DAESH has launched attacks in several parts of Iraq as well as Yemen and killed hundreds of people most of whom were civilians. Bomb attacks claimed by DAESH against a state-run cooking gas factory in Baghdad's northern outskirts on Sunday killed at least 12 people, including policemen, and wounded 21 others, police sources said.
A suicide car bomb went off at the entrance of the facility in Taji at around 0600 local time (0300 GMT), allowing another vehicle carrying at least six attackers with explosive vests to enter the facility where they clashed with security forces, the sources said. A spokesman for Baghdad Operations Command said three of the facility's gas storages were set alight amid the violence before security forces were able to bring the situation under control. A factory employee who lives nearby said after hearing a powerful blast he saw flames and black smoke coming from inside the factory. Dozens of police and army vehicles rushed to the facility where shooting lasted for about an hour, he said.
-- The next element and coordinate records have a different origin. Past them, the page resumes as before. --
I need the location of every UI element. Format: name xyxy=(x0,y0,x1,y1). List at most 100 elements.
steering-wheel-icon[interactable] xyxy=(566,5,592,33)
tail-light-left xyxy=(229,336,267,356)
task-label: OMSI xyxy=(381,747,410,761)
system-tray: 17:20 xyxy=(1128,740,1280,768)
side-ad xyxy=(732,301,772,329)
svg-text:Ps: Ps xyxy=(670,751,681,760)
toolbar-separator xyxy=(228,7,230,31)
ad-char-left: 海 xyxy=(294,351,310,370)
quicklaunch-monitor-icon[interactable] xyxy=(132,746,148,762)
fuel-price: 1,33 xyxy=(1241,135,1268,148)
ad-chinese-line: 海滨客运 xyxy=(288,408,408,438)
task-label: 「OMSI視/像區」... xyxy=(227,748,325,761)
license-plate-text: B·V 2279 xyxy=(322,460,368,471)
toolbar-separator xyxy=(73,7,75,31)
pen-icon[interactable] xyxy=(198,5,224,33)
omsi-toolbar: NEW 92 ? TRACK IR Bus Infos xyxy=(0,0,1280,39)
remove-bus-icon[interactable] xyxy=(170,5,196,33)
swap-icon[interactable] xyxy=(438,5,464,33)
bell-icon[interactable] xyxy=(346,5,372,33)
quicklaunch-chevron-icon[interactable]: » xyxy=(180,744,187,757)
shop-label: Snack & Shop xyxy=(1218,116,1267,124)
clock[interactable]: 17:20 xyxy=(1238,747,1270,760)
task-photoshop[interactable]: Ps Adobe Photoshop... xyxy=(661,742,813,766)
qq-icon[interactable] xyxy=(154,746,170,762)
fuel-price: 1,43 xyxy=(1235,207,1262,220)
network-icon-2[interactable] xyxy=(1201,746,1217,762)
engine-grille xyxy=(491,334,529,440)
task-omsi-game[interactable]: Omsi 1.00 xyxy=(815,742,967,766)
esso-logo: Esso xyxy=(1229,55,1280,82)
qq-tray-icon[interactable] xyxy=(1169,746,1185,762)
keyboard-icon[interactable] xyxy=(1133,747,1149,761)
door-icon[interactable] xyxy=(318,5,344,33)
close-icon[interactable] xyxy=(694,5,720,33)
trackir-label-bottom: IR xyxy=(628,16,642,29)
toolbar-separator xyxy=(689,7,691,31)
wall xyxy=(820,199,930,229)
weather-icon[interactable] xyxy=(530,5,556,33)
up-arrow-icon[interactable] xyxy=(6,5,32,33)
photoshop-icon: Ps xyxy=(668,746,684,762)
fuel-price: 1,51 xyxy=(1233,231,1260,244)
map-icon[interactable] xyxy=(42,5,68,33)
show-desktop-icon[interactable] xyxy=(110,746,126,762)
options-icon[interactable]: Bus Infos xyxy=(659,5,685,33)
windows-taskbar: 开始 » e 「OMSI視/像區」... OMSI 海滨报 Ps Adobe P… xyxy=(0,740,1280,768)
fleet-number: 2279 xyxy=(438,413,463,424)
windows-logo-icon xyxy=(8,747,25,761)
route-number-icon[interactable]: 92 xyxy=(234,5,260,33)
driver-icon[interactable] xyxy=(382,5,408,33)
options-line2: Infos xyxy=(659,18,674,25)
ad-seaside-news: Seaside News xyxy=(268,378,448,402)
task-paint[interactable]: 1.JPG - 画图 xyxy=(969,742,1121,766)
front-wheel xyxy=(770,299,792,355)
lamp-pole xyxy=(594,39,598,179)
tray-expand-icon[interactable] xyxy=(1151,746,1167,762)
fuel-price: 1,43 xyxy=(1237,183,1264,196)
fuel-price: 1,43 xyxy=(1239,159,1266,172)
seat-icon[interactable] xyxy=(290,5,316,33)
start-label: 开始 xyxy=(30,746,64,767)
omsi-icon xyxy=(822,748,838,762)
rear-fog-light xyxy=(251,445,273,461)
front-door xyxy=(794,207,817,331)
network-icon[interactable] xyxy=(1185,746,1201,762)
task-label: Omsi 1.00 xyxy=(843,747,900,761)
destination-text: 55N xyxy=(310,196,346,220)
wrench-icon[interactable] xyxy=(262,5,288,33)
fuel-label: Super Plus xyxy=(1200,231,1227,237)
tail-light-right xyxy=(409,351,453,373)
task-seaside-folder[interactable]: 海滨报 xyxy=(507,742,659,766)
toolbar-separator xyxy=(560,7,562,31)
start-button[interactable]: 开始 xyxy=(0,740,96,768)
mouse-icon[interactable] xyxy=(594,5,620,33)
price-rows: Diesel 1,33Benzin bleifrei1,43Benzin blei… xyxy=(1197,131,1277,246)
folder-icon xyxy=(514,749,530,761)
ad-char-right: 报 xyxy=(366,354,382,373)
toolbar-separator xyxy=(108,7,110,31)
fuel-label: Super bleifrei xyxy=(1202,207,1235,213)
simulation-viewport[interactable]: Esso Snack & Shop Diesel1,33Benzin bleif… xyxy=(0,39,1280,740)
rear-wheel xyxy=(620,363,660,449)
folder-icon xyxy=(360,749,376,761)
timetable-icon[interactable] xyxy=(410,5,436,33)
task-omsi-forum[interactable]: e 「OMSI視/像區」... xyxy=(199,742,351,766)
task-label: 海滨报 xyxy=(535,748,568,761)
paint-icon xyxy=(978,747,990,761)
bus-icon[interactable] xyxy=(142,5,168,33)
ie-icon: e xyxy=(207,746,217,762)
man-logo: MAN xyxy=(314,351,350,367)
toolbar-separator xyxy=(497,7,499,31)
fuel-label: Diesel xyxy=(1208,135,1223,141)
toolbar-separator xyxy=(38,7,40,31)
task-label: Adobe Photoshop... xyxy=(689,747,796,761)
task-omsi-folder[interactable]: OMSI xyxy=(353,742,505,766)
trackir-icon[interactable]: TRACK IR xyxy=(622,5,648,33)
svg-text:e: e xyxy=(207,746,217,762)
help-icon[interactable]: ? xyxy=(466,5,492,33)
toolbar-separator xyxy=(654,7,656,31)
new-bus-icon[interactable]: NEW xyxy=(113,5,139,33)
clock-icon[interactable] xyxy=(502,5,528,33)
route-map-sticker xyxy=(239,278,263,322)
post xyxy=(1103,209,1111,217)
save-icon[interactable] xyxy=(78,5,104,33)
Amaq news agency, which supports DAESH, said the group's fighters were behind the attack. The militants, who control swathes of the country's north and west, have carried out bombings this week that have killed around 100 people. DAESH also has claimed responsibility for killing 70 Iraqi soldiers and a policeman in Ameriyat Fallujah, just west of the capital Baghdad. "The fighters stormed a compound in the city on Saturday with armored vehicles. About 22 suicide bombers wearing explosive vests carried out the attacks. The attack began around 4am (01:00 GMT) when at least nine DAESH fighters, including four suicide attackers, infiltrated the town, police sources said. The fighters took up positions in a disused residential complex and exchanged fire with army, police and Sunni tribal fighters charged with holding areas retaken from DAESH," Al-Jazeera reported yesterday.
A suicide bomber killed at least 25 new recruits inside a police compound in the southern Yemeni city of Mukalla on Sunday in an attack claimed by DAESH, medical and security sources said. The victims were queuing up to register when the bomb, which wounded 25 others, went off, the sources said. It was the second deadly blast in four days to hit the city, a hub for al-Qaida before the militant group was pushed out last month in an offensive by Yemeni troops backed by a Saudi-led coalition. In a message on its online news agency Amaq, DAESH said Sunday's attacker was a "martyrdom-seeker" who had detonated his explosive belt. It said around 40 died in the attack. The city's security director, Mubarak al-Awthaban, who was at a nearby office when the suicide bomber struck the Fowa camp in the southern part of Mukalla, survived, security sources said. Before being forced out, al Qaeda militants took advantage of more than a year of war between the Iran-allied Houthis and supporters of the Saudi-backed President Abd-Rabbu Mansour Hadi to carve out a mini-state stretching across much of the southern coast, including Mukalla. Their militant rivals in Yemen's branch of DAESH have carried out a series of suicide attacks on all parties to Yemen's tangled conflict.
Despite the attacks, DAESH has begun preparations for a potential offensive on its self-declared capital in Syria, the U.S.-led coalition said Friday. "We have seen this declaration of emergency in Raqqa," coalition spokesman Col. Steve Warren told reporters via Skype from Baghdad. "We know this enemy feels threatened, as they should." Warren pointed to approaching forces from the Syrian Arab Coalition and the Syrian Democratic Forces as they make inroads to the east and west of Raqqa, Daesh's de facto Syrian capital. "Both of these areas are becoming increasingly secure," Warren said, referring to the Tishrin Dam west of Raqqa and Shaddadi to the city's east. "And the Syrian Democratic Forces are increasingly able to generate their own combat power in those areas."